Posteriormente, la jurisprudencia determinó que la doctrina de los órganos es la base para imponer responsabilidad penal a una sociedad, incluso antes de la promulgación del artículo 23 de la Ley Penal.
En Criminal Appeal 137/79 Galant contra MI, IsrSC 35 (3) 746 (publicado en Nevo, 1981, en adelante: el caso Gallant), se presentó una acusación contra una empresa y su gerente por el delito de retirar cheques sin cubrimiento.
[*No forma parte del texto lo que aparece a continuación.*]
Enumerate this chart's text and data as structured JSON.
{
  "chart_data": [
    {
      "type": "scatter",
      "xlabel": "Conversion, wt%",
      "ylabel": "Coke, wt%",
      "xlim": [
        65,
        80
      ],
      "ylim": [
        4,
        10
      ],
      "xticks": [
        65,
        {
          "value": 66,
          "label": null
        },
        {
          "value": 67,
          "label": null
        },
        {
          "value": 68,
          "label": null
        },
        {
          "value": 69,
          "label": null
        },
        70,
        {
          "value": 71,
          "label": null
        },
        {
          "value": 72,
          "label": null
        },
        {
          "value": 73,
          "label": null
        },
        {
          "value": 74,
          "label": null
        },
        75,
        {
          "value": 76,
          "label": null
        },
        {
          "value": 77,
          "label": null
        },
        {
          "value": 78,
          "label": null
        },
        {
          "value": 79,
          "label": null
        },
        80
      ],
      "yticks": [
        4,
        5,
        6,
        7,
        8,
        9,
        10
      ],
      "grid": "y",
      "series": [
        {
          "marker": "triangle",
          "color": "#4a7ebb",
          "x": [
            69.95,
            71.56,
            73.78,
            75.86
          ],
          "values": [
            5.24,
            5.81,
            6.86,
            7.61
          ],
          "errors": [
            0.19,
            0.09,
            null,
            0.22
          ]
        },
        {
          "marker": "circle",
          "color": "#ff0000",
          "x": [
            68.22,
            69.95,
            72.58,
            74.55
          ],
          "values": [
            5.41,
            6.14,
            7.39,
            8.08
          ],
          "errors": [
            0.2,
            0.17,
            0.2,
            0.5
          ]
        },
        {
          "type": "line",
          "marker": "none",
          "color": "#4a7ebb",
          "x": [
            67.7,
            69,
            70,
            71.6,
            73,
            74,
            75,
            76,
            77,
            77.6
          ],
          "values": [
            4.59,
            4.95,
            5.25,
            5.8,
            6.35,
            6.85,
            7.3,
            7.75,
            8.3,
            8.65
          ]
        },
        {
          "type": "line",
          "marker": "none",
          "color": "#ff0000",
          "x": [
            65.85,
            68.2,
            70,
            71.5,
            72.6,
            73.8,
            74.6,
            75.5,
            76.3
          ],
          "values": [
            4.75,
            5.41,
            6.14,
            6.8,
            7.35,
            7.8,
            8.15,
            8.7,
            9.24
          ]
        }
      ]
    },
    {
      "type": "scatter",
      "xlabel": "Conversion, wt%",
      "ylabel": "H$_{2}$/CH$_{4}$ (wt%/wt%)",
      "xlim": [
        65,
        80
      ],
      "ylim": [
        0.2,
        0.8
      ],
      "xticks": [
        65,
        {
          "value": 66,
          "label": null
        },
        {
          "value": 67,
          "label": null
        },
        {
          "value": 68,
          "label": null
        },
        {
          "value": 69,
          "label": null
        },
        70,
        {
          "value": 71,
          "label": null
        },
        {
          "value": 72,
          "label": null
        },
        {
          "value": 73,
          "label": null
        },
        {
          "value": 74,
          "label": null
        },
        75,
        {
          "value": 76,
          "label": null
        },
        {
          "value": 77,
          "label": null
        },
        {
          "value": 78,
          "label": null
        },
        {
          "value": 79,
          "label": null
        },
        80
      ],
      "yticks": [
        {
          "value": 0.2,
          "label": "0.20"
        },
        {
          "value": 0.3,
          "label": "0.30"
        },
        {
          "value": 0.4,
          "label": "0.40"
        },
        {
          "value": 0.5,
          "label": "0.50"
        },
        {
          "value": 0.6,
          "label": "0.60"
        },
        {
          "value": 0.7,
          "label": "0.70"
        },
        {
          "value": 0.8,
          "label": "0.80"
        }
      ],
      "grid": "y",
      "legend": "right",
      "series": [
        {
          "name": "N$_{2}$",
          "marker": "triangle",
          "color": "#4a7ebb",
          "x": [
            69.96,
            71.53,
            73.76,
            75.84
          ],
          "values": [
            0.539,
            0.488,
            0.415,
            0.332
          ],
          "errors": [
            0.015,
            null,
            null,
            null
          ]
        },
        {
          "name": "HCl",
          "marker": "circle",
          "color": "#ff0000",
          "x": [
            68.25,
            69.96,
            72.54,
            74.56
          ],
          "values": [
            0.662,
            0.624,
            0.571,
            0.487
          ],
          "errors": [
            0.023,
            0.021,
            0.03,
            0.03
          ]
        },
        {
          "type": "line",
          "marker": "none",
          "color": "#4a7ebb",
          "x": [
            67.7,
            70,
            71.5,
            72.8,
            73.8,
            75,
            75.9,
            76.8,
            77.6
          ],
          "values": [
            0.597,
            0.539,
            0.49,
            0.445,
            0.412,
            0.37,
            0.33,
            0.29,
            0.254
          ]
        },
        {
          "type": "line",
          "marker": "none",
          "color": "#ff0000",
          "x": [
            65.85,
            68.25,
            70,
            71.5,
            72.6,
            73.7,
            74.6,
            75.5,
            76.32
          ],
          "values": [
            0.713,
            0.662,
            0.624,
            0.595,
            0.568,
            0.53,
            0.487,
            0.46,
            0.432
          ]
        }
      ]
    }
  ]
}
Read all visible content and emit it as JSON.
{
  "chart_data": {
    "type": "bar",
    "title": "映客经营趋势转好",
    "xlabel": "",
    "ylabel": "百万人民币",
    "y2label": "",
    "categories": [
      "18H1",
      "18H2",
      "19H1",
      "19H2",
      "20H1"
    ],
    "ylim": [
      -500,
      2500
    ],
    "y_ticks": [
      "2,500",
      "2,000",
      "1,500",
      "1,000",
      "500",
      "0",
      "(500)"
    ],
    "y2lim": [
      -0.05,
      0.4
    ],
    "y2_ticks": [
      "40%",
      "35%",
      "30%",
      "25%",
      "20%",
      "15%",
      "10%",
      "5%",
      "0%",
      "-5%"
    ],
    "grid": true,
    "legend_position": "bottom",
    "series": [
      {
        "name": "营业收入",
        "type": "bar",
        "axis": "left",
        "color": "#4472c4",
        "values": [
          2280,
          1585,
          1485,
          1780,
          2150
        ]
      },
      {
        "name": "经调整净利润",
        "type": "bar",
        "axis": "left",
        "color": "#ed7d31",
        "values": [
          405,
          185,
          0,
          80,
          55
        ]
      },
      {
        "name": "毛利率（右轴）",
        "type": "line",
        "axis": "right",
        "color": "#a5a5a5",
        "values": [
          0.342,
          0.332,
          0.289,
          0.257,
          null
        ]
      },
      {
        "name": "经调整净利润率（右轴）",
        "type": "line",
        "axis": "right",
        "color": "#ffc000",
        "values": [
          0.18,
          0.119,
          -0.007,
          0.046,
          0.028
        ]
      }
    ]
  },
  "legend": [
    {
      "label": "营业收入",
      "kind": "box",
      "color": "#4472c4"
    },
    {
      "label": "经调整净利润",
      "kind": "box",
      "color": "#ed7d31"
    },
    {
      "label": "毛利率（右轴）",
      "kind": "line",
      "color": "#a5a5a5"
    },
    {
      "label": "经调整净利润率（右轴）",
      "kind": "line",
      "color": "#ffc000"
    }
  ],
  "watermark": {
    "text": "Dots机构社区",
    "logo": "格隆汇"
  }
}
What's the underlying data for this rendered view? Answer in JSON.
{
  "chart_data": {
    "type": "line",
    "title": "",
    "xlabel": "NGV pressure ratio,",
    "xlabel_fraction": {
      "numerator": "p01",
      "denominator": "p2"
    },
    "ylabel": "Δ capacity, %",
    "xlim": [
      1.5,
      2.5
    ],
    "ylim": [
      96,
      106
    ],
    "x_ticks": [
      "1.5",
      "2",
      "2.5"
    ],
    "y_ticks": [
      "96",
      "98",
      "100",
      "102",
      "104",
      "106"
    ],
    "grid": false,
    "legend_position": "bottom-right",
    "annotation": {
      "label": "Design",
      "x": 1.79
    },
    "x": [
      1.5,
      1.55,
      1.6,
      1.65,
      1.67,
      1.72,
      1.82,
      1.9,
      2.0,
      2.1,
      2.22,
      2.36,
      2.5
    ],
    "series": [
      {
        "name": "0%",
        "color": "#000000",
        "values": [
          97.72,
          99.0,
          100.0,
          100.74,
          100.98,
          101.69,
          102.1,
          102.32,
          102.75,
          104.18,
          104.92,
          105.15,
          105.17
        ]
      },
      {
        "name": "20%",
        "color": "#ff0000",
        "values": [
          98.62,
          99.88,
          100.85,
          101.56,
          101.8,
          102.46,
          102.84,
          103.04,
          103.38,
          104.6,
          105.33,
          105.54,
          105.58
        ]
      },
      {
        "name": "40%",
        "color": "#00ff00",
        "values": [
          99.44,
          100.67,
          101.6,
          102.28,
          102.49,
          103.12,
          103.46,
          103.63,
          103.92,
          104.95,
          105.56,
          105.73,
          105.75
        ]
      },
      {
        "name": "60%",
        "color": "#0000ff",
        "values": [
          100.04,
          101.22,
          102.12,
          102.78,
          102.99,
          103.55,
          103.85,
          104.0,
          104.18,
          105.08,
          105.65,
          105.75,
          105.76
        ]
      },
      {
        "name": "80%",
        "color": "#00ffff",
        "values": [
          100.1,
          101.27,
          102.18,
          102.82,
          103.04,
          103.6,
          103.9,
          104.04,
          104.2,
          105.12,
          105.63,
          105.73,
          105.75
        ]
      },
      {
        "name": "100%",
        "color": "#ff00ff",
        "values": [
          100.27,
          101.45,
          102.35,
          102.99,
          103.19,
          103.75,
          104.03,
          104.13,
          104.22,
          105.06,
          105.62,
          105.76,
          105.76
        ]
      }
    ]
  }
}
La cuestión era si un accionista y gestor de la empresa, que cobra cheques en su nombre, es penalmente responsable, o si solo la empresa es responsable. El juez Ben Porat impuso responsabilidad tanto a la empresa, al propietario como al gerente, dictaminando que las acciones de este último se atribuyen a la empresa, ya que él era manos de la empresa y de la protesta. El Honorable Juez M. Ben Porat señaló (párrafo 3 en la p. 748 de su sentencia):
"Es bien sabido que una sociedad no puede, por su propia naturaleza y naturaleza, desempeñar sus funciones salvo a través de las personas, que son de carne y hueso. Ella misma no tiene capacidad para actuar ni pensar, y es como material en manos del creador. Según el enfoque, que ha echado raíces en la ley israelí, como en Inglaterra y Estados Unidos, la madre del emisario, que llevó a cabo el actus reus en el transcurso de su papel en la sociedad, era considerada, debido a su estatus, su "cerebro" o "el otro yo" ("alter ego tragado")g) también se le atribuyen sus acciones, su conocimiento e intención criminal;".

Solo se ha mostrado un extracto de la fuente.